Wikipedia:Articles for deletion/Evelyn Künneke

Source: Wikipedia, the free encyclopedia.
The following discussion is an archived debate of the proposed deletion of the article below. Please do not modify it. Subsequent comments should be made on the appropriate discussion page (such as the article's talk page or in a deletion review). No further edits should be made to this page.

The result was speedy keep. - Withdrawn - Looking through my laptop history I somehow searched for "Evelyn Künnek" hence why I found bugger all, Under her actual name there's tons of sources as well as the sources here, Had I copied & pasted her whole name we wouldn't of been here now so my apologies for this afd/wasting everyones time (non-admin closure)Davey2010Talk 14:04, 22 June 2016 (UTC)[reply]

Evelyn Künneke

Evelyn Künneke (edit | talk | history | protect | delete | links | watch | logs | views) – (View log · Stats)
(Find sources: Google (books · news · scholar · free images · WP refs· FENS · JSTOR · TWL)

The article has twice been speedied per A7 in 2013 and I'm seeing nothing different now, (I fugured an AFD would be more productive than simply slapping an A7 on it), No evidence of notability, Fails NACTOR & GNG –Davey2010Talk 01:05, 22 June 2016 (UTC)[reply]

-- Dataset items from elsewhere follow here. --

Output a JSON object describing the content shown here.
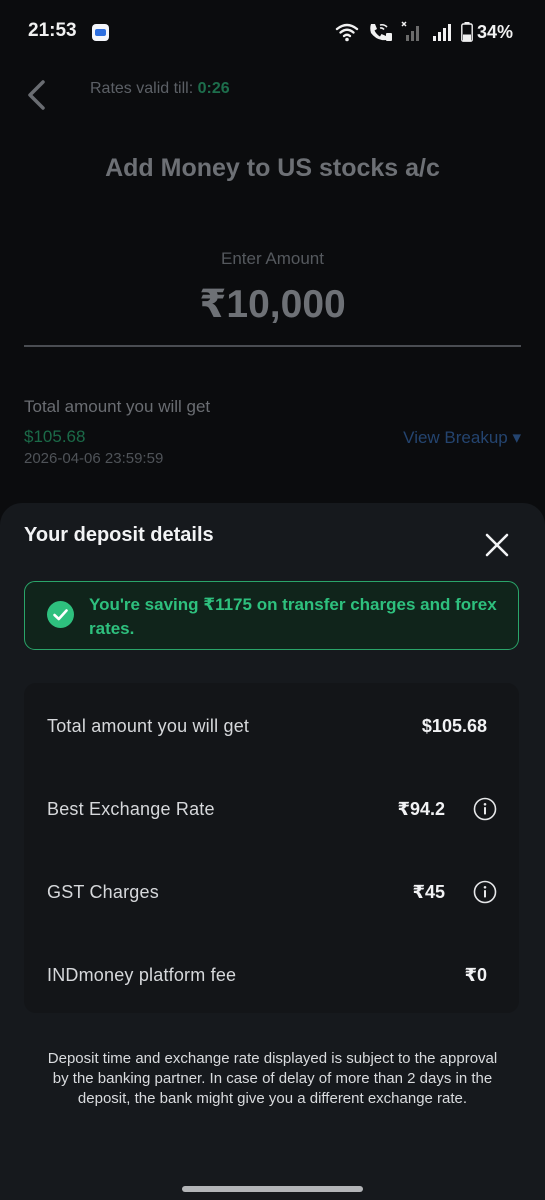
{
  "status_bar": {
    "time": "21:53",
    "battery": "34%",
    "icons": [
      "app-notification-icon",
      "wifi-icon",
      "wifi-calling-icon",
      "signal-muted-icon",
      "signal-icon",
      "battery-icon"
    ]
  },
  "background_page": {
    "rates_valid_label": "Rates valid till:",
    "rates_valid_timer": "0:26",
    "title": "Add Money to US stocks a/c",
    "enter_amount_label": "Enter Amount",
    "amount": "₹10,000",
    "total_label": "Total amount you will get",
    "total_value": "$105.68",
    "total_date": "2026-04-06 23:59:59",
    "view_breakup": "View Breakup ▾"
  },
  "sheet": {
    "title": "Your deposit details",
    "savings_message": "You're saving ₹1175 on transfer charges and forex rates.",
    "details": [
      {
        "label": "Total amount you will get",
        "value": "$105.68",
        "info": false
      },
      {
        "label": "Best Exchange Rate",
        "value": "₹94.2",
        "info": true
      },
      {
        "label": "GST Charges",
        "value": "₹45",
        "info": true
      },
      {
        "label": "INDmoney platform fee",
        "value": "₹0",
        "info": false
      }
    ],
    "disclaimer": "Deposit time and exchange rate displayed is subject to the approval by the banking partner. In case of delay of more than 2 days in the deposit, the bank might give you a different exchange rate."
  },
  "colors": {
    "accent_green": "#2ec07e",
    "banner_border": "#2aa56a",
    "link_blue": "#24446f",
    "sheet_bg": "#16191d"
  }
}
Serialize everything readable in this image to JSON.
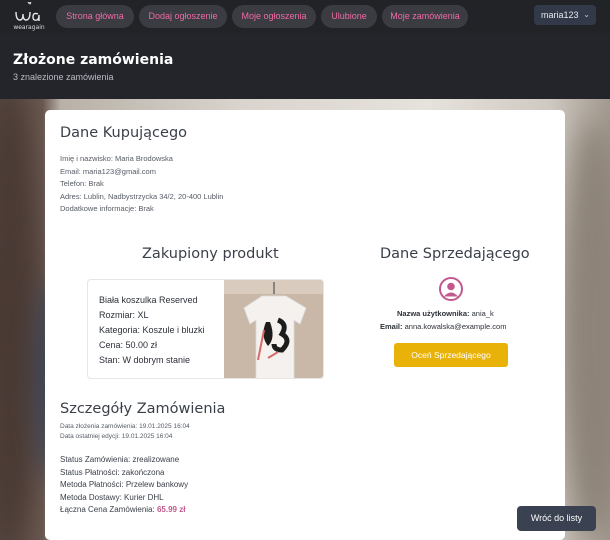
{
  "nav": {
    "logo_text": "wearagain",
    "items": [
      "Strona główna",
      "Dodaj ogłoszenie",
      "Moje ogłoszenia",
      "Ulubione",
      "Moje zamówienia"
    ],
    "user": "maria123"
  },
  "header": {
    "title": "Złożone zamówienia",
    "subtitle": "3 znalezione zamówienia"
  },
  "buyer": {
    "heading": "Dane Kupującego",
    "name": "Imię i nazwisko: Maria Brodowska",
    "email": "Email: maria123@gmail.com",
    "phone": "Telefon: Brak",
    "address": "Adres: Lublin, Nadbystrzycka 34/2, 20-400 Lublin",
    "extra": "Dodatkowe informacje: Brak"
  },
  "product": {
    "heading": "Zakupiony produkt",
    "name": "Biała koszulka Reserved",
    "size": "Rozmiar: XL",
    "category": "Kategoria: Koszule i bluzki",
    "price": "Cena: 50.00 zł",
    "condition": "Stan: W dobrym stanie"
  },
  "seller": {
    "heading": "Dane Sprzedającego",
    "username_label": "Nazwa użytkownika:",
    "username": "ania_k",
    "email_label": "Email:",
    "email": "anna.kowalska@example.com",
    "rate_button": "Oceń Sprzedającego"
  },
  "order": {
    "heading": "Szczegóły Zamówienia",
    "created": "Data złożenia zamówienia: 19.01.2025 16:04",
    "edited": "Data ostatniej edycji: 19.01.2025 16:04",
    "status": "Status Zamówienia: zrealizowane",
    "payment_status": "Status Płatności: zakończona",
    "payment_method": "Metoda Płatności: Przelew bankowy",
    "delivery_method": "Metoda Dostawy: Kurier DHL",
    "total_label": "Łączna Cena Zamówienia:",
    "total": "65.99 zł"
  },
  "back_button": "Wróć do listy",
  "colors": {
    "accent_pink": "#f06aa6",
    "rate_yellow": "#e9b208",
    "price_pink": "#c2588e",
    "avatar_pink": "#c2588e"
  }
}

Comment An obituary in The Telegraph says she was also known as Evelyn King. An article on dewiki (and es and fr) has sources that look good at first glance. Lelijg (talk) 07:47, 22 June 2016 (UTC)[reply]
  • Keep per WP:ENT #1 (>50 films). Further, she wrote 2 autobiographies and is mentioned in many books about German light music in the 1940s & 50s. She had obituaries in Der Spiegel, Die Welt, the Neue Zürcher Zeitung, and many more. Her marriage to an unknown businessman in 1963 was noted in Der Spiegel – under the headline "Evelyn Künneke". -- Michael Bednarek (talk) 08:54, 22 June 2016 (UTC)[reply]
  • Keep Support Michael Bednarek's reasons. And another obit: The Independent of 30 May 2001 says: "..."Sing Nachtigall, Sing"...the second most popular hit of wartime Germany after Dietrich's "Lili Marlene"..." and "...Rainer Werner Fassbinder... rediscovered her as a forthright witness of the Nazi period..." Lelijg (talk) 09:42, 22 June 2016 (UTC)[reply]
  • Keep, among other things, Künneke has an entry in an authorative and widely cited printed encyclopedia about German cinema, the CineGraph's Lexikon zum deutschsprachigen Film published in 1984. Cavarrone 10:55, 22 June 2016 (UTC)[reply]
The above discussion is preserved as an archive of the debate. Please do not modify it. Subsequent comments should be made on the appropriate discussion page (such as the article's talk page or in a deletion review). No further edits should be made to this page.